What is annual tax on enveloped dwellings (ATED)?

ATED is a tax payable on high value dwellings. It started on 1 April 2013 and is payable each year.

You'll need to complete an ATED Tax Return for your property if all of the following apply:

  • it's a dwelling
  • it's situated in the UK
  • it was valued at more than £1 million on 1 April 2012, or at acquisition if later
  • it's owned by a company (unless acting as trustee), a partnership where one of the partners is a company or a unit trust

Hotels, guest houses, boarding school accommodation, hospitals, student halls of residence, military accommodation, care homes and prisons are not dwellings, so don't come under ATED.

There are reliefs that could reduce the tax completely (see below) but you can only claim them if you complete and send in a return.

ATED is payable for enveloped residential properties in the following bands annually from 1st April to the following 31st March:

Rate bands

Property Value 2013-14 2014-15 2015-16
£1,000,001 to £2,000,000 n/a n/a £7,000
£2,000,001 to £5,000,000 £15,000 £15,400 £23,350
£5,000,001 to £10,000,000 £35,000 £35,900 £54,450
£10,000,001 to £20,000,000 £70,000 £71,850 £109,050
£20,000,001 and over £140,000 £143,750 £218,200

From 1 April 2016 an ATED charge of £3,500 will be payable for enveloped properties worth between £500,001 and £1m.

Available reliefs

There are a number of available reliefs, subject to detailed conditions.  For example:

  • Dwellings let out on a commercial basis
  • Historic houses open to the public
  • Working farmhouses
  • Dwellings held for charitable purposes
  • Dwellings held for property development or trading
  • Dwellings available for occupation by certain employees

Such dwellings will also be subject to a new form of capital gains tax (CGT) when they are sold - broadly, the sale price less the value of the dwelling as at 6 April 2013 (or date of purchase, if later) will be subject to CGT at a rate of 28%.


CASE STUDY

A dwelling has been held by an offshore company for many years.

The dwelling was worth £3m on 1 April 2012 and £3.2m on 6 April 2013. It is sold on 31 March 2020 for £4.2m.

The company will be liable for the following taxes:

ATED of £15,000 pa for the period of ownership from 1 April 2013 to 31 March 2020 = £105,000

The gain arising on sale, since 6 April 2013 is £1m which will be subject to CGT at a rate of 28% = £280,000

Total tax liability = £385,000
(Note that this example is somewhat simplified: The true ATED liability will be higher than indicated because ATED will be increased, each year, in line with inflation.)

Possible restructuring:

Structure 1
If the dwelling is taken out of the company into individual ownership, there will be no further liability to ATED or (assuming the individual is non-UK resident) CGT However, for a non-UK domiciled individual, direct ownership of the dwelling will have the disadvantage that the dwelling will be brought within his estate for inheritance tax (IHT) purposes.
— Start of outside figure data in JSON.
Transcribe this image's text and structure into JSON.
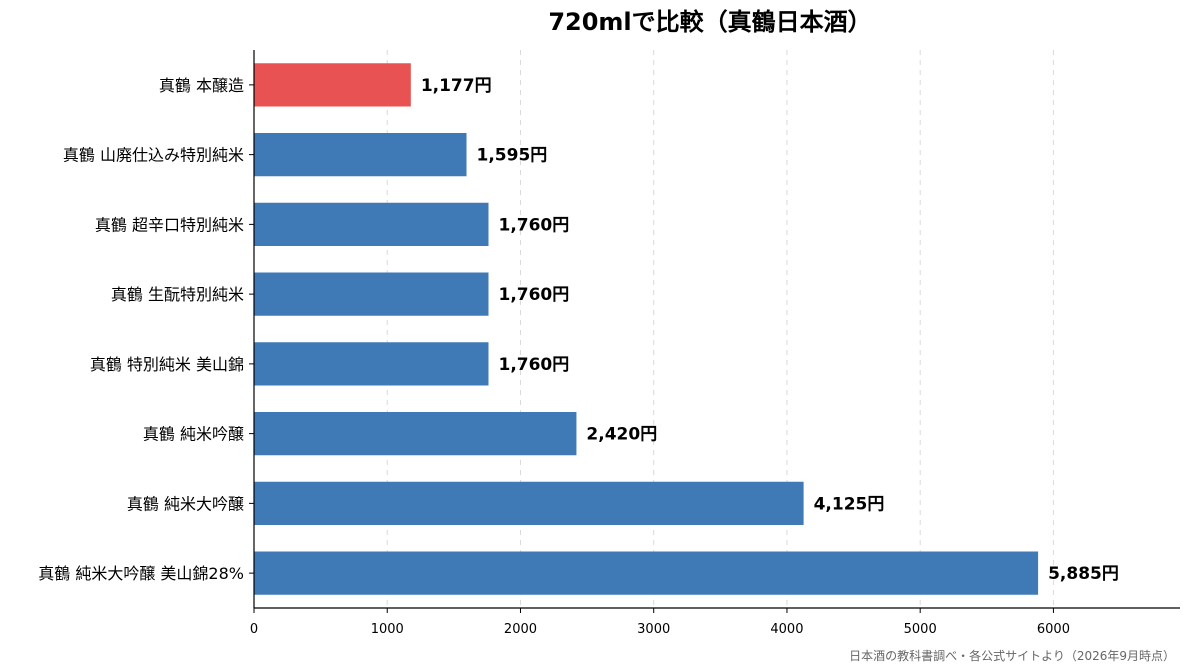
{
  "chart_data": {
    "type": "bar",
    "orientation": "horizontal",
    "title": "720mlで比較（真鶴日本酒）",
    "categories": [
      "真鶴 本醸造",
      "真鶴 山廃仕込み特別純米",
      "真鶴 超辛口特別純米",
      "真鶴 生酛特別純米",
      "真鶴 特別純米 美山錦",
      "真鶴 純米吟醸",
      "真鶴 純米大吟醸",
      "真鶴 純米大吟醸 美山錦28%"
    ],
    "values": [
      1177,
      1595,
      1760,
      1760,
      1760,
      2420,
      4125,
      5885
    ],
    "value_labels": [
      "1,177円",
      "1,595円",
      "1,760円",
      "1,760円",
      "1,760円",
      "2,420円",
      "4,125円",
      "5,885円"
    ],
    "highlight_index": 0,
    "colors": {
      "highlight": "#e85252",
      "default": "#3f7ab7"
    },
    "xticks": [
      "0",
      "1000",
      "2000",
      "3000",
      "4000",
      "5000",
      "6000"
    ],
    "xlim": [
      0,
      6950
    ],
    "xlabel": "",
    "ylabel": "",
    "grid": "x-dashed",
    "legend": "none"
  },
  "source_note": "日本酒の教科書調べ・各公式サイトより（2026年9月時点）"
}
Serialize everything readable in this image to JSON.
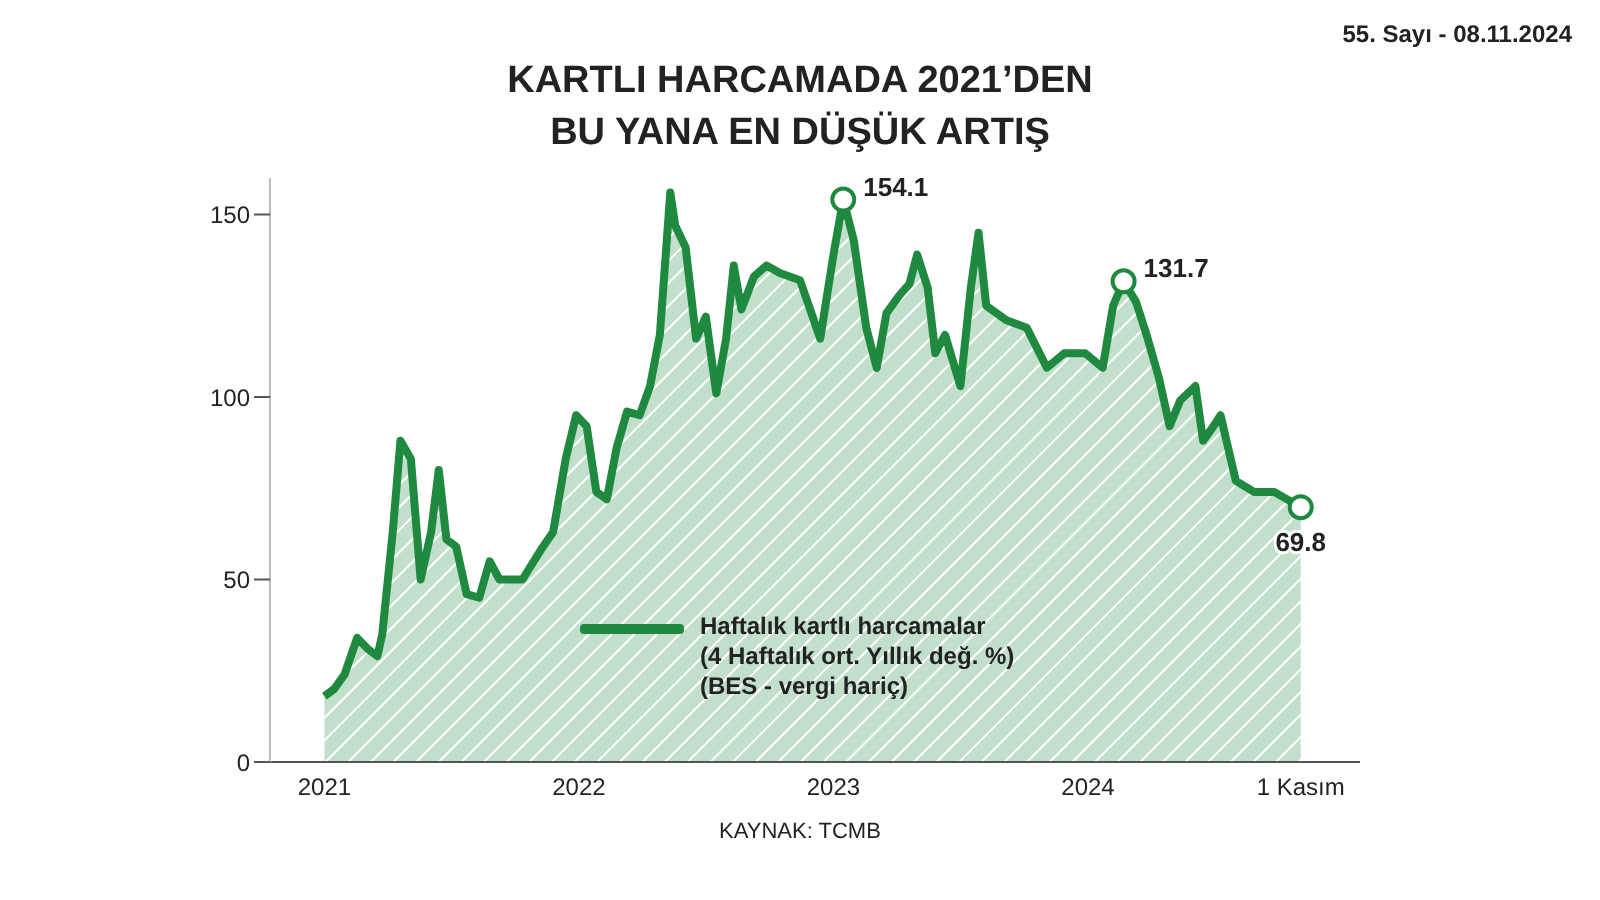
{
  "chart_data": {
    "type": "area",
    "title": "KARTLI HARCAMADA 2021’DEN\nBU YANA EN DÜŞÜK ARTIŞ",
    "annotations": [
      "55. Sayı - 08.11.2024",
      "KAYNAK: TCMB"
    ],
    "x": [
      "2021-01-01",
      "2021-01-15",
      "2021-01-30",
      "2021-02-17",
      "2021-03-04",
      "2021-03-18",
      "2021-03-25",
      "2021-04-09",
      "2021-04-20",
      "2021-05-05",
      "2021-05-19",
      "2021-06-03",
      "2021-06-14",
      "2021-06-25",
      "2021-07-09",
      "2021-07-24",
      "2021-08-11",
      "2021-08-26",
      "2021-09-09",
      "2021-10-12",
      "2021-11-07",
      "2021-11-25",
      "2021-12-13",
      "2021-12-28",
      "2022-01-12",
      "2022-01-26",
      "2022-02-10",
      "2022-02-24",
      "2022-03-11",
      "2022-03-29",
      "2022-04-13",
      "2022-04-27",
      "2022-05-12",
      "2022-05-19",
      "2022-06-03",
      "2022-06-18",
      "2022-07-02",
      "2022-07-17",
      "2022-07-31",
      "2022-08-11",
      "2022-08-22",
      "2022-09-09",
      "2022-09-27",
      "2022-10-16",
      "2022-11-14",
      "2022-12-13",
      "2023-01-01",
      "2023-01-15",
      "2023-01-30",
      "2023-02-17",
      "2023-03-04",
      "2023-03-18",
      "2023-04-06",
      "2023-04-20",
      "2023-05-01",
      "2023-05-16",
      "2023-05-27",
      "2023-06-10",
      "2023-07-02",
      "2023-07-17",
      "2023-07-28",
      "2023-08-08",
      "2023-09-06",
      "2023-10-05",
      "2023-11-03",
      "2023-11-28",
      "2023-12-28",
      "2024-01-22",
      "2024-02-06",
      "2024-02-21",
      "2024-03-10",
      "2024-03-25",
      "2024-04-12",
      "2024-04-27",
      "2024-05-12",
      "2024-06-03",
      "2024-06-14",
      "2024-06-29",
      "2024-07-09",
      "2024-07-20",
      "2024-07-31",
      "2024-08-26",
      "2024-09-24",
      "2024-11-01"
    ],
    "series": [
      {
        "name": "Haftalık kartlı harcamalar\n(4 Haftalık ort. Yıllık değ. %)\n(BES - vergi hariç)",
        "color": "#1f8a3f",
        "values": [
          18,
          20,
          24,
          34,
          31,
          29,
          35,
          63,
          88,
          83,
          50,
          63,
          80,
          61,
          59,
          46,
          45,
          55,
          50,
          50,
          58,
          63,
          83,
          95,
          92,
          74,
          72,
          86,
          96,
          95,
          103,
          117,
          156,
          147,
          141,
          116,
          122,
          101,
          116,
          136,
          124,
          133,
          136,
          134,
          132,
          116,
          139,
          154.1,
          143,
          119,
          108,
          123,
          128,
          131,
          139,
          130,
          112,
          117,
          103,
          130,
          145,
          125,
          121,
          119,
          108,
          112,
          112,
          108,
          125,
          131.7,
          126,
          117,
          105,
          92,
          99,
          103,
          88,
          92,
          95,
          86,
          77,
          74,
          74,
          69.8
        ],
        "value_labels": [
          null,
          null,
          null,
          null,
          null,
          null,
          null,
          null,
          null,
          null,
          null,
          null,
          null,
          null,
          null,
          null,
          null,
          null,
          null,
          null,
          null,
          null,
          null,
          null,
          null,
          null,
          null,
          null,
          null,
          null,
          null,
          null,
          null,
          null,
          null,
          null,
          null,
          null,
          null,
          null,
          null,
          null,
          null,
          null,
          null,
          null,
          null,
          "154.1",
          null,
          null,
          null,
          null,
          null,
          null,
          null,
          null,
          null,
          null,
          null,
          null,
          null,
          null,
          null,
          null,
          null,
          null,
          null,
          null,
          null,
          "131.7",
          null,
          null,
          null,
          null,
          null,
          null,
          null,
          null,
          null,
          null,
          null,
          null,
          null,
          "69.8"
        ]
      }
    ],
    "xlim": [
      "2020-10-15",
      "2025-01-25"
    ],
    "xticks": [
      "2021",
      "2022",
      "2023",
      "2024",
      {
        "value": "2024-11-01",
        "label": "1 Kasım"
      }
    ],
    "ylim": [
      0,
      160
    ],
    "yticks": [
      0,
      50,
      100,
      150
    ],
    "grid": false,
    "legend": "bottom"
  }
}
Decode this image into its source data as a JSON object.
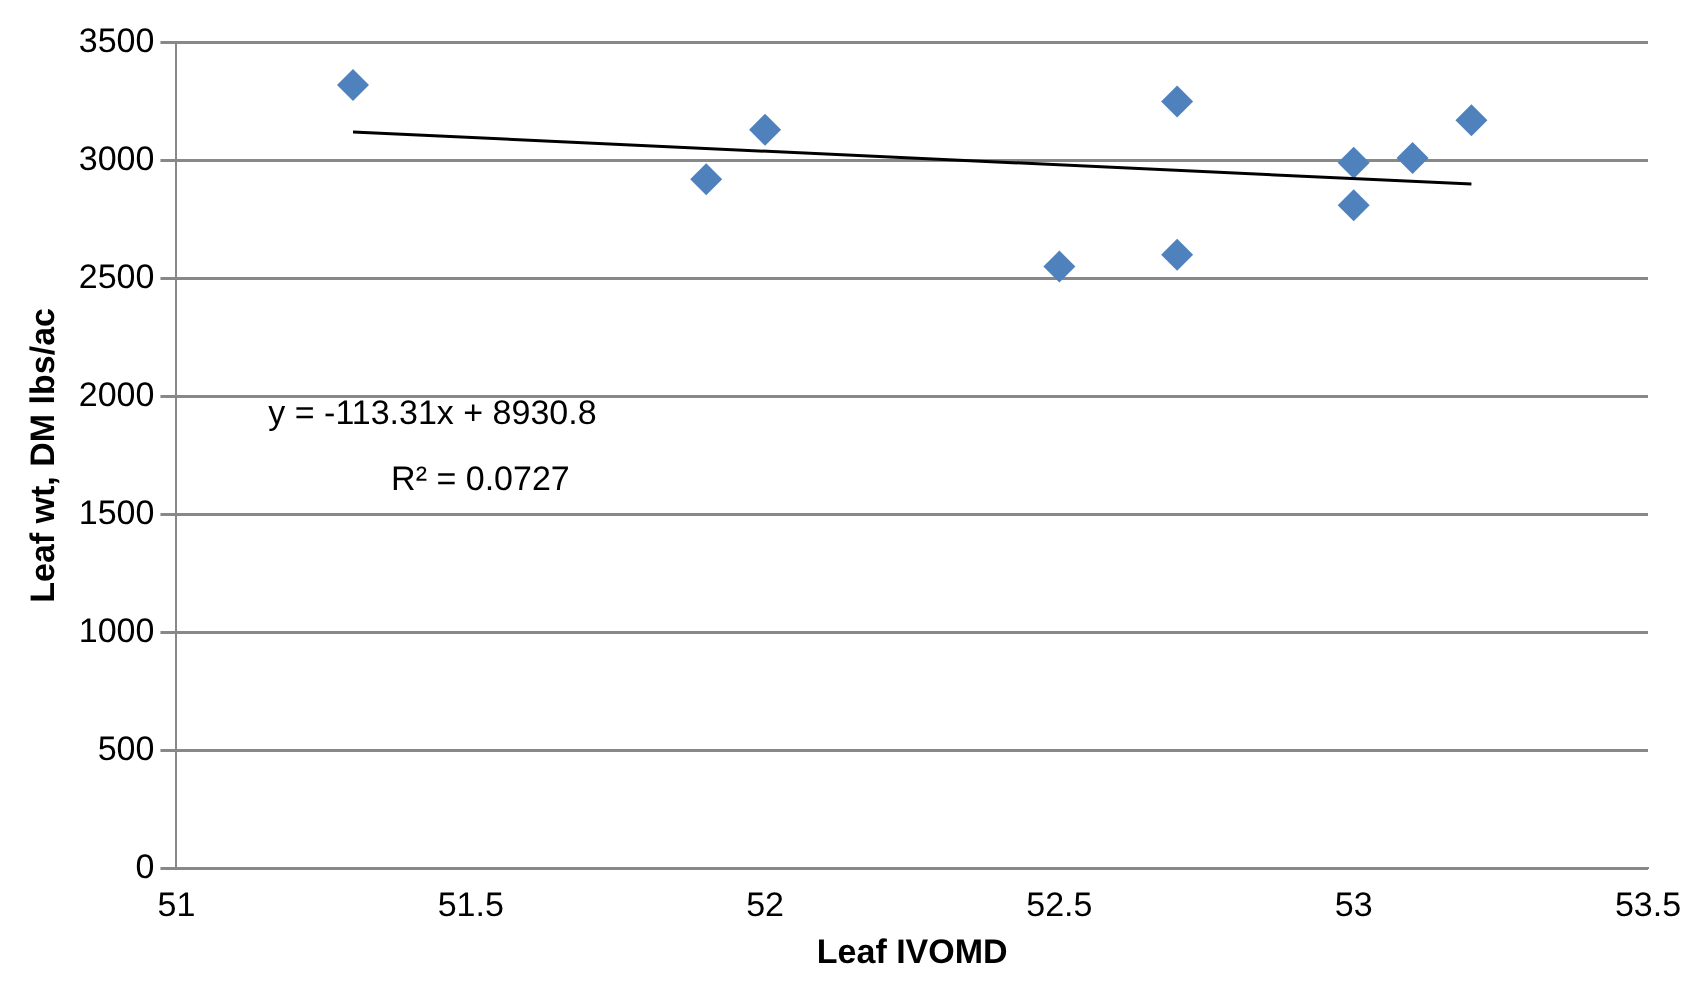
{
  "chart_data": {
    "type": "scatter",
    "xlabel": "Leaf IVOMD",
    "ylabel": "Leaf wt, DM lbs/ac",
    "xlim": [
      51,
      53.5
    ],
    "xticks": [
      51,
      51.5,
      52,
      52.5,
      53,
      53.5
    ],
    "ylim": [
      0,
      3500
    ],
    "yticks": [
      0,
      500,
      1000,
      1500,
      2000,
      2500,
      3000,
      3500
    ],
    "grid": "y",
    "legend": false,
    "series": [
      {
        "type": "scatter",
        "color": "#4f81bd",
        "marker": "diamond",
        "x": [
          51.3,
          51.9,
          52.0,
          52.5,
          52.7,
          52.7,
          53.0,
          53.0,
          53.1,
          53.2
        ],
        "values": [
          3320,
          2920,
          3130,
          2550,
          3250,
          2600,
          2990,
          2810,
          3010,
          3170
        ]
      },
      {
        "type": "line",
        "color": "#000000",
        "marker": "none",
        "line_style": "solid",
        "x": [
          51.3,
          53.2
        ],
        "values": [
          3120,
          2900
        ]
      }
    ],
    "annotations": [
      "y = -113.31x + 8930.8",
      "R² = 0.0727"
    ]
  }
}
Also, the name of the individual will be recorded as owner of the dwelling at the Land Registry giving rise to loss of anonymity.

Structure 2
If the company retains legal title to the dwelling but declares that it holds the dwelling as nominee for the individual, the tax consequences will be the same as for Structure 1 but the company will remain recorded as the owner of the dwelling at the Land Registry so anonymity will be preserved.

Structure 3
Depending on the precise facts, it should normally be possible to implement a structure with all the benefits of Structure 2 (i.e. so that anonymity will be preserved and there is no ATED or CGT) but without bringing the dwelling into the individual's estate for IHT purposes.